In 1894 Constance Garnett, who translated the work into English, wrote the following in her translator’s preface: “One cannot of course anticipate that English people, slow as they are to be influenced by ideas, and instinctively distrustful of all that is logical, will take a leap in the dark and attempt to put Tolstoy’s theory of life into practice. But one may at least be sure that his destructive criticism of the present social and political regime will become a powerful force in the work of disintegration and social reconstruction which is going on around us.”

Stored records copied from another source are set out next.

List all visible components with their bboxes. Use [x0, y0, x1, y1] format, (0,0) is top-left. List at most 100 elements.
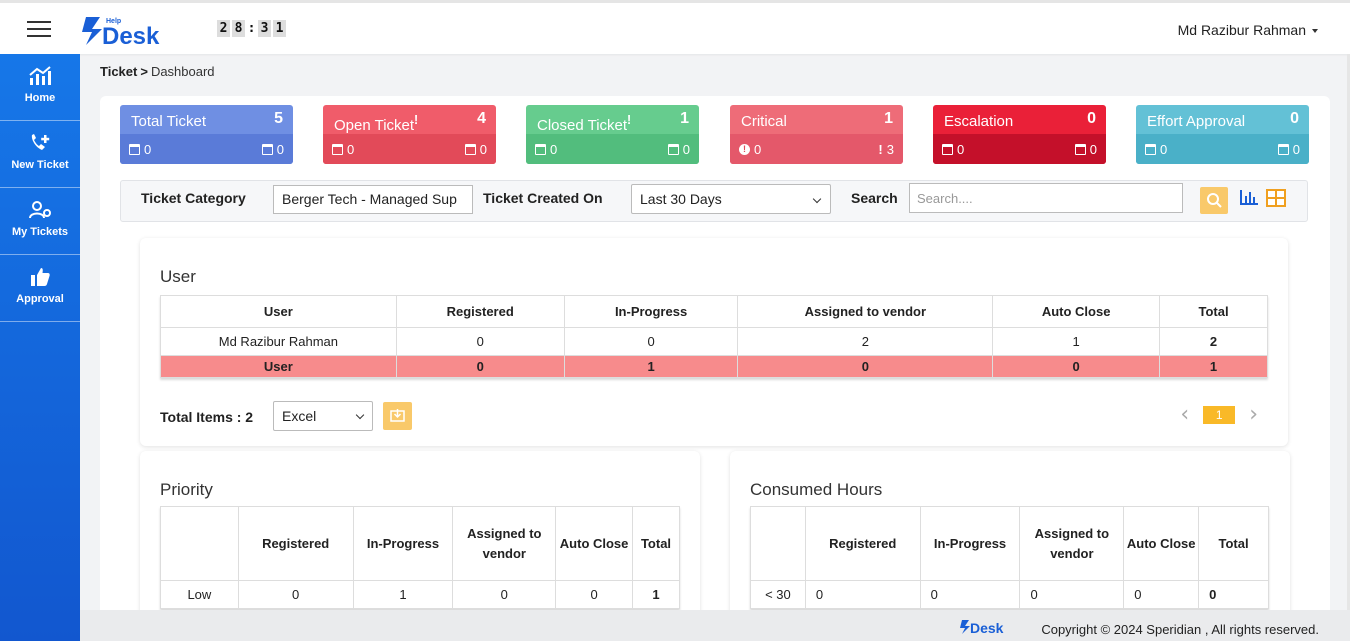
cell: Md Razibur Rahman	[160, 327, 397, 356]
card-left-value: 0	[550, 141, 558, 157]
chart-icon	[29, 66, 51, 85]
thumbs-up-icon	[31, 268, 50, 286]
export-format-value: Excel	[282, 408, 317, 424]
card-escalation[interactable]: Escalation 0 0 0	[933, 105, 1106, 164]
clock-digit: 3	[258, 20, 271, 37]
sidebar-item-approval[interactable]: Approval	[0, 255, 80, 322]
export-format-select[interactable]: Excel	[273, 401, 373, 431]
col-header[interactable]: Assigned to vendor	[737, 295, 994, 328]
page-number[interactable]: 1	[1203, 406, 1236, 424]
card-right-value: 0	[1292, 141, 1300, 157]
calendar-icon	[942, 143, 953, 155]
cell: 1	[1159, 355, 1268, 378]
sidebar-item-label: New Ticket	[11, 159, 69, 171]
warning-circle-icon: !	[739, 143, 750, 155]
card-left-value: 0	[1160, 141, 1168, 157]
ticket-created-value: Last 30 Days	[640, 191, 722, 207]
card-right-value: 0	[1089, 141, 1097, 157]
helpdesk-logo[interactable]: Help Desk	[80, 13, 176, 50]
footer-logo: Desk	[960, 619, 1010, 640]
card-count: 0	[1290, 110, 1299, 127]
col-header[interactable]: Assigned to vendor	[1019, 506, 1125, 581]
col-header[interactable]: Registered	[804, 506, 921, 581]
search-input[interactable]: Search....	[909, 183, 1183, 213]
card-right-value: 0	[276, 141, 284, 157]
card-title: Total Ticket	[131, 113, 207, 130]
card-left-value: 0	[347, 141, 355, 157]
col-header[interactable]: In-Progress	[563, 295, 739, 328]
cell: 0	[804, 580, 921, 609]
priority-table: Registered In-Progress Assigned to vendo…	[160, 506, 680, 609]
clock-digit: 8	[232, 20, 245, 37]
col-header[interactable]: Auto Close	[555, 506, 634, 581]
breadcrumb-root[interactable]: Ticket	[100, 64, 137, 79]
grid-view-button[interactable]	[1265, 188, 1287, 213]
card-count: 0	[1087, 110, 1096, 127]
user-menu[interactable]: Md Razibur Rahman	[1178, 22, 1318, 38]
prev-page-icon[interactable]: ‹	[1180, 404, 1189, 426]
alert-mark: !	[414, 113, 419, 127]
card-closed-ticket[interactable]: Closed Ticket! 1 0 0	[526, 105, 699, 164]
hamburger-menu-icon[interactable]	[27, 21, 51, 37]
card-count: 5	[274, 110, 283, 127]
col-header[interactable]: User	[160, 295, 397, 328]
download-button[interactable]	[383, 402, 412, 430]
cell: 0	[395, 355, 565, 378]
card-right-value: 0	[479, 141, 487, 157]
alert-mark: !	[627, 113, 632, 127]
pagination: ‹ 1 ›	[1180, 404, 1258, 426]
card-title: Open Ticket!	[334, 113, 419, 134]
card-critical[interactable]: Critical 1 ! 0 ! 3	[730, 105, 903, 164]
card-right-value: 3	[886, 141, 894, 157]
sidebar-item-new-ticket[interactable]: New Ticket	[0, 121, 80, 188]
download-icon	[390, 409, 405, 422]
cell: 1	[563, 355, 739, 378]
ticket-category-input[interactable]: Berger Tech - Managed Sup	[273, 185, 473, 214]
calendar-icon	[667, 143, 679, 155]
col-header[interactable]: Total	[1198, 506, 1269, 581]
consumed-hours-table: Registered In-Progress Assigned to vendo…	[750, 506, 1269, 609]
table-row: Md Razibur Rahman 0 0 2 1 2	[160, 327, 1268, 356]
copyright-text: Copyright © 2024 Speridian , All rights …	[1041, 622, 1319, 637]
card-count: 4	[477, 110, 486, 127]
next-page-icon[interactable]: ›	[1249, 404, 1258, 426]
search-button[interactable]	[1200, 187, 1228, 214]
priority-section-title: Priority	[160, 480, 213, 499]
col-header[interactable]: Total	[632, 506, 680, 581]
user-section-title: User	[160, 267, 196, 286]
table-row: Low 0 1 0 0 1	[160, 580, 680, 609]
card-total-ticket[interactable]: Total Ticket 5 0 0	[120, 105, 293, 164]
col-header[interactable]: Registered	[395, 295, 565, 328]
sidebar-item-my-tickets[interactable]: My Tickets	[0, 188, 80, 255]
cell: 0	[452, 580, 557, 609]
ticket-created-label: Ticket Created On	[483, 190, 603, 206]
col-header[interactable]: Auto Close	[992, 295, 1161, 328]
calendar-icon	[1277, 143, 1289, 155]
priority-card: Priority Registered In-Progress Assigned…	[140, 451, 700, 631]
card-title: Escalation	[944, 113, 1014, 130]
breadcrumb: Ticket > Dashboard	[100, 64, 215, 79]
card-effort-approval[interactable]: Effort Approval 0 0 0	[1136, 105, 1309, 164]
col-header[interactable]: In-Progress	[919, 506, 1021, 581]
calendar-icon	[332, 143, 343, 155]
ticket-created-select[interactable]: Last 30 Days	[631, 184, 831, 214]
col-header[interactable]: Registered	[237, 506, 354, 581]
cell: 1	[352, 580, 454, 609]
col-header[interactable]: Total	[1159, 295, 1268, 328]
search-label: Search	[851, 190, 898, 206]
col-header[interactable]	[750, 506, 806, 581]
cell: 2	[1159, 327, 1268, 356]
card-open-ticket[interactable]: Open Ticket! 4 0 0	[323, 105, 496, 164]
search-icon	[1207, 193, 1222, 208]
card-left-value: 0	[754, 141, 762, 157]
sidebar-item-label: Home	[24, 92, 56, 104]
col-header[interactable]: In-Progress	[352, 506, 454, 581]
col-header[interactable]: Assigned to vendor	[452, 506, 557, 581]
col-header[interactable]: Auto Close	[1123, 506, 1200, 581]
sidebar-item-home[interactable]: Home	[0, 54, 80, 121]
top-bar: Help Desk 2 8 : 3 1 Md Razibur Rahman	[0, 0, 1350, 54]
sidebar: Home New Ticket My Tickets Approval	[0, 54, 80, 641]
col-header[interactable]	[160, 506, 239, 581]
chart-view-button[interactable]	[1238, 188, 1260, 213]
breadcrumb-separator: >	[140, 64, 148, 79]
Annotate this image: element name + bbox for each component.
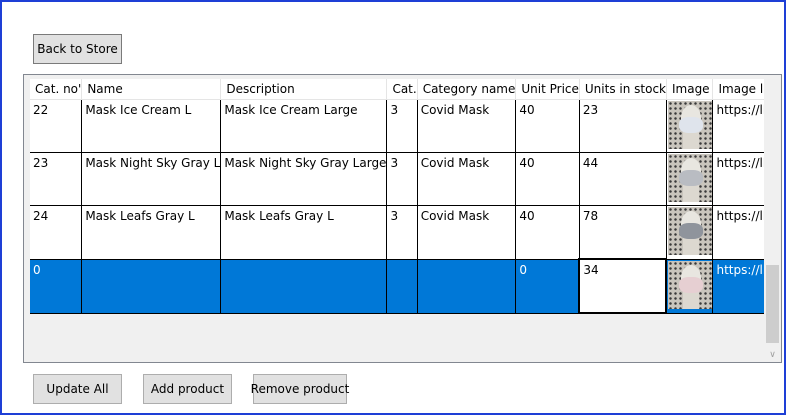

I have a little personal experience. My mother had a dear friend whose family were members of the aristocracy that was very close to the Czar and his family. As I was growing up in Joplin, Missouri where she then lived (both my mother and she have since passed), my mother had become her care-giver as she grew older and visited her regularly. The stories the lady told were confirmed by the memorabilia and antiques she had brought with her from Russia that were still in her possession. I met her once and she had great stories to tell of her childhood she seemed to vividly recall. Stories of her youth had always defined her. She had been in Saint Petersburg, Russia as a little girl and said she knew the Romanov girls quite well. One of my regrets is not returning to hear them because few if any were ever written down for history. It is our memories, that given the opportunity tell us of and take us to our past. It is our remembering that takes us there that tell a greater story and the collective consciousness that along the way defines who we are yet to become. I do seem to have a recollection of asking her about the writer Tolstoy, and she recalled that everyone loved his writing because it returned them to the place they had always known and been. As though reliving their own history. Count Leo Tolstoy had been a respected member of the Russian aristocracy as well.
On another personal note, in high school I listened to shortwave radio as a hobby to stations all over the world. One of them was Radio Moscow. In 1967, they had a contest celebrating the fiftieth anniversary of the 1917 Russian revolution in which I entered an essay about the revolution. I was sixteen at the time. The connection to Tolstoy was that the powers that be of the revolution felt that regardless of his fame, thoughts and writing, it didn’t matter. As Count Tolstoy and his family had been major landowners, his influence needed to be diminished. Although in his later years and writing he expressed great regret about the historical benefits of the aristocracy of whom his own family had been members. His connection with Russia’s past contributed greatly to his writings not getting the attention they deserved over time.
It seems we are all simply like the strand of pearls – as if strung together looking for harmony… that universal historical consciousness I spoke of earlier. But yet, our own and others resistance overtakes us. After I no longer listened to shortwave when I began going to college, I continued getting mail for years at home from all over the world. The mailman would ask, “Who is this guy getting all this stuff”. My mom would laugh and say, “oh, that’s just my son”.